It is accepted that heat waves, whose occurrence have been increasing throughout the last decades in the Iberian Peninsula, associated with climate change, are one of the main hazards linked to the occurrence of wildfires and the increase of fire risk in the open-pit mining industry. To the best of our knowledge, studies that relate the effect of temperature (produced by a fire) on jointed rock masses are scarce. This paper considers the development of benchmark work for the determination of the basic friction angle on suitably prepared saw-cut planar granitic joints, some of them subjected to thermal ageing, and by means of an automatic tilt test apparatus for both reference (no thermal ageing) and thermally aged samples. The results show the influence of high temperatures on the frictional behavior of rock joints, particularly relevant for the stability assessment after a fire or wildfire occurrence near outcrops and excavations.

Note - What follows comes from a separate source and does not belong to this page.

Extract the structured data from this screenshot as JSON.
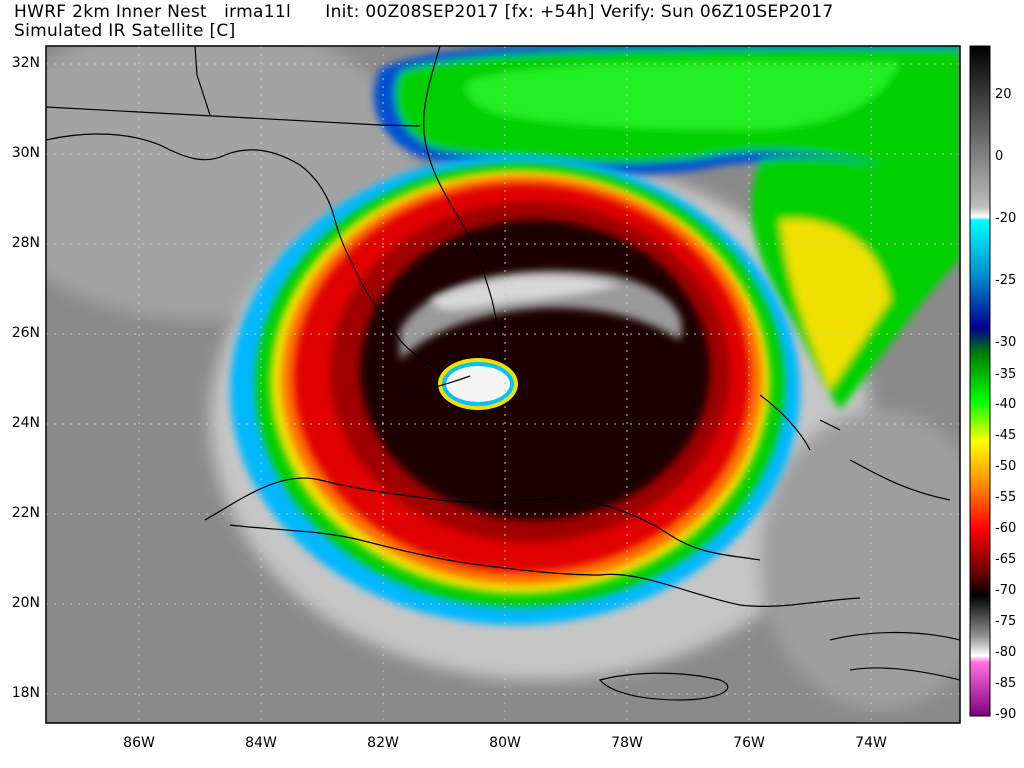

It is widely accepted that climate change is leading, in the northern arc of the Mediterranean Sea, to temperature extremes that, in turn, causes the occurrence of fires and wildfires that affects many rock structures (Christensen et al., 2007; Meehl et al., 2007; Trenberth et al, 2007).
Rock thermal-induced decay has been the main focus of several studies already developed, most of them, in laboratory environment (e.g. Glover et al.,1995; Chopra, 1997; Zhang et al., 2001; McCabe et al., 2007; Tang et al, 2011; Heap et al., 2012; Ranjith et al., 2012; Zhao et al., 2012; Yang et al., 2014; Mao et al., 2015; Martinho & Dionísio, 2018; Paneiro et al., 2021). However, just a few works perform studies on what concerns the influence of high temperatures, like those induced by a wildfire in rock masses (Sarro et al., 2021).

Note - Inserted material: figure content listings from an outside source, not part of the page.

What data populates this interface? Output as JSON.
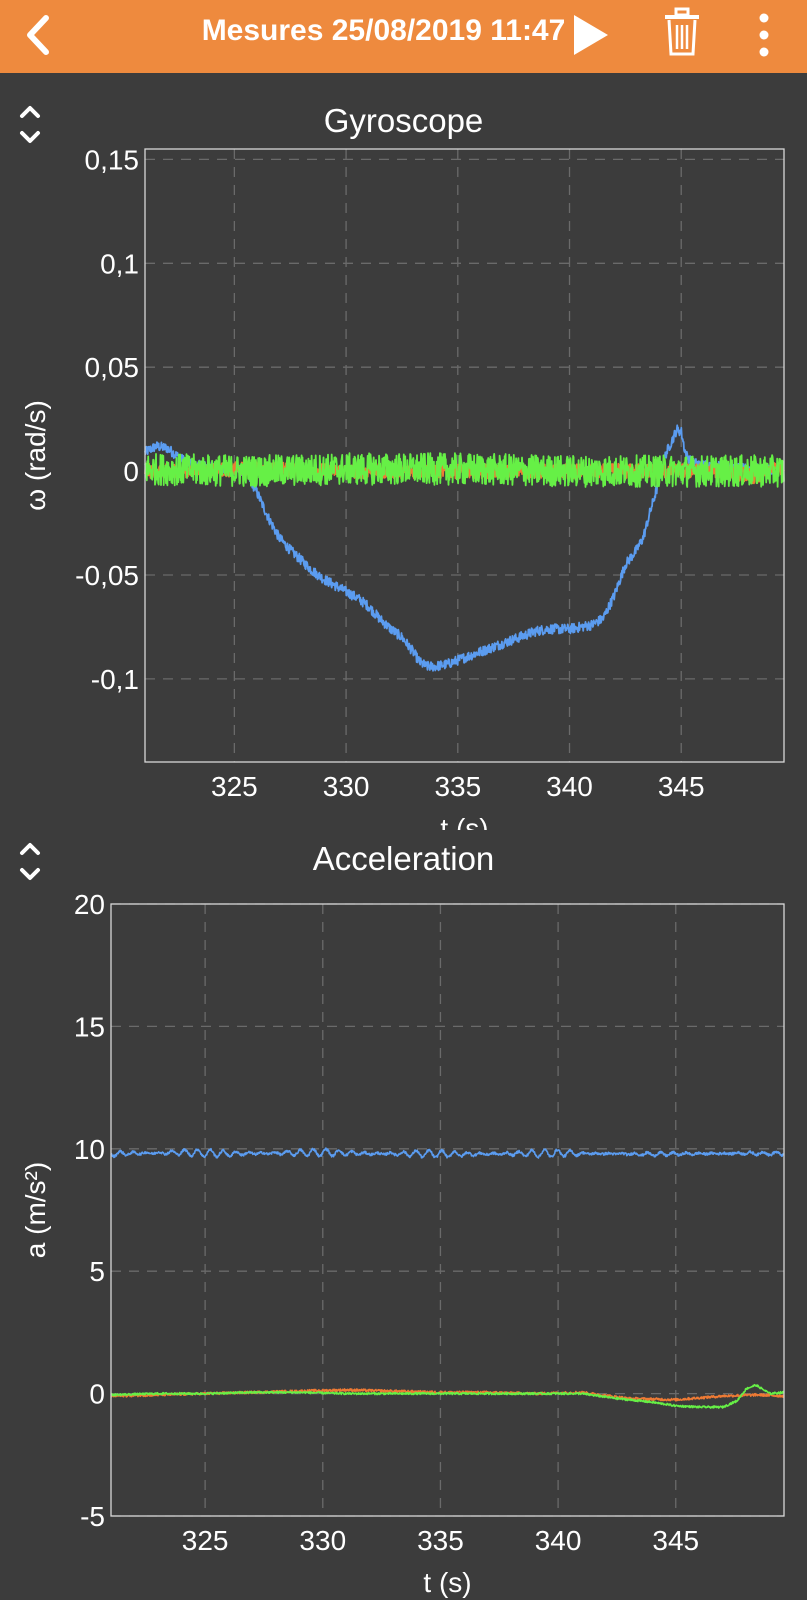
{
  "header": {
    "back_icon": "chevron-left-icon",
    "title": "Mesures 25/08/2019 11:47",
    "play_icon": "play-icon",
    "trash_icon": "trash-icon",
    "more_icon": "more-vertical-icon",
    "background_color": "#ee8a3e"
  },
  "chart_data": [
    {
      "type": "line",
      "title": "Gyroscope",
      "xlabel": "t (s)",
      "ylabel": "ω (rad/s)",
      "xlim": [
        321,
        349.6
      ],
      "ylim": [
        -0.14,
        0.155
      ],
      "xticks": [
        325,
        330,
        335,
        340,
        345
      ],
      "xtick_labels": [
        "325",
        "330",
        "335",
        "340",
        "345"
      ],
      "yticks": [
        0.15,
        0.1,
        0.05,
        0,
        -0.05,
        -0.1
      ],
      "ytick_labels": [
        "0,15",
        "0,1",
        "0,05",
        "0",
        "-0,05",
        "-0,1"
      ],
      "grid": true,
      "legend": "none",
      "series": [
        {
          "color": "#5b9cf0",
          "noise": 0.0015,
          "x": [
            321,
            321.5,
            322,
            322.6,
            323.2,
            324,
            324.8,
            325.5,
            326,
            326.5,
            327,
            327.5,
            328,
            328.5,
            329,
            329.5,
            330,
            330.5,
            331,
            331.5,
            332,
            332.5,
            333,
            333.3,
            333.6,
            334,
            334.5,
            335,
            335.5,
            336,
            336.5,
            337,
            337.5,
            338,
            338.5,
            339,
            339.5,
            340,
            340.5,
            341,
            341.5,
            342,
            342.5,
            343,
            343.3,
            343.6,
            344,
            344.3,
            344.6,
            344.8,
            345,
            345.2,
            345.5,
            346,
            347,
            348,
            349,
            349.6
          ],
          "y": [
            0.009,
            0.012,
            0.011,
            0.006,
            0.003,
            0.002,
            0.001,
            0.0,
            -0.01,
            -0.022,
            -0.032,
            -0.038,
            -0.043,
            -0.048,
            -0.052,
            -0.055,
            -0.058,
            -0.061,
            -0.065,
            -0.071,
            -0.076,
            -0.08,
            -0.087,
            -0.092,
            -0.094,
            -0.094,
            -0.093,
            -0.091,
            -0.089,
            -0.087,
            -0.085,
            -0.083,
            -0.081,
            -0.079,
            -0.077,
            -0.076,
            -0.076,
            -0.076,
            -0.075,
            -0.074,
            -0.071,
            -0.06,
            -0.045,
            -0.038,
            -0.032,
            -0.02,
            -0.005,
            0.008,
            0.015,
            0.02,
            0.019,
            0.008,
            0.004,
            0.003,
            0.002,
            0.001,
            0.001,
            0.0
          ]
        },
        {
          "color": "#ee7a34",
          "noise": 0.0022,
          "x": [
            321,
            326,
            330,
            335,
            340,
            345,
            347,
            348.5,
            349,
            349.6
          ],
          "y": [
            0.0,
            0.001,
            0.0,
            0.0,
            0.0,
            0.0,
            0.0,
            -0.003,
            0.002,
            0.0
          ]
        },
        {
          "color": "#66f046",
          "noise": 0.0048,
          "x": [
            321,
            326,
            330,
            335,
            340,
            345,
            349.6
          ],
          "y": [
            0.001,
            0.0,
            0.001,
            0.001,
            0.0,
            0.0,
            0.0
          ]
        }
      ]
    },
    {
      "type": "line",
      "title": "Acceleration",
      "xlabel": "t (s)",
      "ylabel": "a (m/s²)",
      "xlim": [
        321,
        349.6
      ],
      "ylim": [
        -5,
        20
      ],
      "xticks": [
        325,
        330,
        335,
        340,
        345
      ],
      "xtick_labels": [
        "325",
        "330",
        "335",
        "340",
        "345"
      ],
      "yticks": [
        20,
        15,
        10,
        5,
        0,
        -5
      ],
      "ytick_labels": [
        "20",
        "15",
        "10",
        "5",
        "0",
        "-5"
      ],
      "grid": true,
      "legend": "none",
      "series": [
        {
          "color": "#5b9cf0",
          "noise": 0.05,
          "x": [
            321,
            324,
            326,
            328,
            330,
            332,
            334,
            336,
            338,
            340,
            342,
            344,
            346,
            348,
            349.6
          ],
          "y": [
            9.8,
            9.85,
            9.8,
            9.82,
            9.85,
            9.8,
            9.8,
            9.78,
            9.8,
            9.82,
            9.8,
            9.78,
            9.8,
            9.82,
            9.8
          ],
          "oscillation": 0.15
        },
        {
          "color": "#ee7a34",
          "noise": 0.05,
          "x": [
            321,
            323,
            325,
            327,
            329,
            331,
            333,
            335,
            337,
            339,
            341,
            343,
            345,
            347,
            348.5,
            349.6
          ],
          "y": [
            -0.1,
            -0.05,
            0.0,
            0.05,
            0.1,
            0.15,
            0.1,
            0.05,
            0.05,
            0.0,
            0.05,
            -0.2,
            -0.25,
            -0.1,
            -0.05,
            -0.1
          ]
        },
        {
          "color": "#66f046",
          "noise": 0.04,
          "x": [
            321,
            323,
            325,
            327,
            329,
            331,
            333,
            335,
            337,
            339,
            341,
            342.5,
            344,
            345,
            346,
            347,
            347.6,
            348,
            348.4,
            349,
            349.6
          ],
          "y": [
            -0.05,
            0.0,
            0.0,
            0.05,
            0.05,
            0.0,
            0.0,
            0.0,
            0.0,
            0.0,
            0.0,
            -0.2,
            -0.35,
            -0.5,
            -0.55,
            -0.55,
            -0.3,
            0.2,
            0.35,
            0.0,
            0.05
          ]
        }
      ]
    }
  ]
}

Following the work of Alejano et al. (2017) and Pérez-Rey et al. (2020), the present paper presents the baseline results of the basic friction angles obtained from tilt tests on saw-cut planar joints on rock specimens subjected to different thermal ageing, namely 300°C and 700°C, and considering ambient moisture. These results correspond to a first incursion on assessing high temperature influence on rock mass stability.